Ловушка

Авдотья Светозарова
Я ворвался в твою размеренную, скучную жизнь нежданно, негаданно, подобно смерчу, сметающему все на своем пути, нарушив, изменив, напрочь, привычный тебе жизненный уклад.

   
Твоя жизнь текла спокойно и неторопливо, как заросшие камышом и осокой воды  сонной ленивой речки;  быть может, до нашей роковой встречи ты и была по-настоящему счастлива, откуда мне это было знать? Добропорядочная мать двоих детей, верная любящая жена, ты не знала иного счастья, иного смысла жизни, кроме покоя и уюта домашнего очага. Дом твой был полной чашей, ты не ведала тревог и сомнений, не ведала страха и тоски бесконечных ожиданий бессонных зимних ночей и шелк твоей подушки, хранящий запах твоих каштановых волос, не знал, до сих пор, горечи и отчаяния вырвавшихся на волю потоков женских слез, сотрясающих твои худые плечи судорогами немых рыданий. Ты радовалась своему тихому счастью, живя в крохотном, привычном и знакомом тебе мирке, окруженная теплом и заботой твоих домашних, нежностью и прелестью боготворившего тебя мужа, звонким детским смехом и твоя трепетная, мечтательная, чувственная натура…



О, ты даже не помышляла о том, чтобы изменить свое существование и те темные стороны души твоей, эти пульсирующие токами внутренней жизненной силы набухшие, готовые раскрыться в любой момент почки черных глубинных цветов твоих безумных всепоглощающих темных страстей, о которых ты даже и не подозревала, - они рождались и умирали внутри тебя, отражаясь лишь неясной мимолетной тенью в фиалковых озерах твоих печальных глаз!

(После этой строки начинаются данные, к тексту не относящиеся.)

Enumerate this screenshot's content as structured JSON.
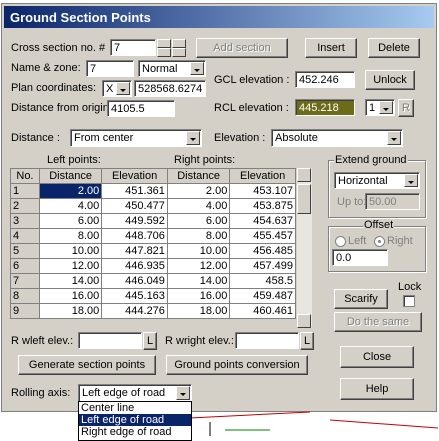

И та непонятная тревога, то смутное чувство чего-то неотвратимого, фатального, рокового, пугающего и, так томительно-страстного (интуитивно ты ощущала его темную сокрытую сущность!), - оно посещало тебя, иногда, по ночам в твоих мрачных запутанных снах и, внезапно проснувшись в томительно-сладкой истоме, поднимающейся откуда-то из бездны глубин твоего подсознания мощной медленной волной, прокатившейся по всему жаждущему грубых мужских ласк телу, ты подолгу испуганно вслушивалась в плотную тишину склепа своей спальни, не понимая, что пробудило тебя, всколыхнув где-то там, внутри, глубоко-глубоко, это неизъяснимо-томительное, сладострастное желание, желание чего? Это нечто, неизмеримо большее и сильное, чем все те чувства, что довелось тебе испытать когда-либо, темное и глубокое, как воды океана, пробудившее тебя во мраке снежной февральской ночи, это нечто – оно пугало тебя и ты тщетно пыталась заглушить его, убить зачатый в себе некогда плод, страшась и не понимая его тайной сути. Это нечто, неподвластное твоему разуму, твоей воле, - оно росло в тебе, росло почти ощутимо физически, набухало ядовитыми соками питавших его корней, готовое раскрыться, вырваться наружу из плена твоего чрева, по первому зову, напрочь лишив тебя разума, воли, сломив твое отчаянное сопротивление; оно желало стать твоим истинным «Я», страстным, чувственным, желало поработить твой мозг, тело и душу, разрушив, растоптав, исковеркав то, что было тебе так дорого, то, чем ты жила, дышала от времени осознания себя самой, воплощенной на этой грешной земле. Непонятное желание это пугало тебя своей силой, страстью и новизной. Но ты, даже не догадывалась об этой опасности, подстерегающей тебя и продолжала жить счастливо и безмятежно в маленьком своем уединенном, тихом, сокрытом от чужих завистливых глаз мирке. До поры.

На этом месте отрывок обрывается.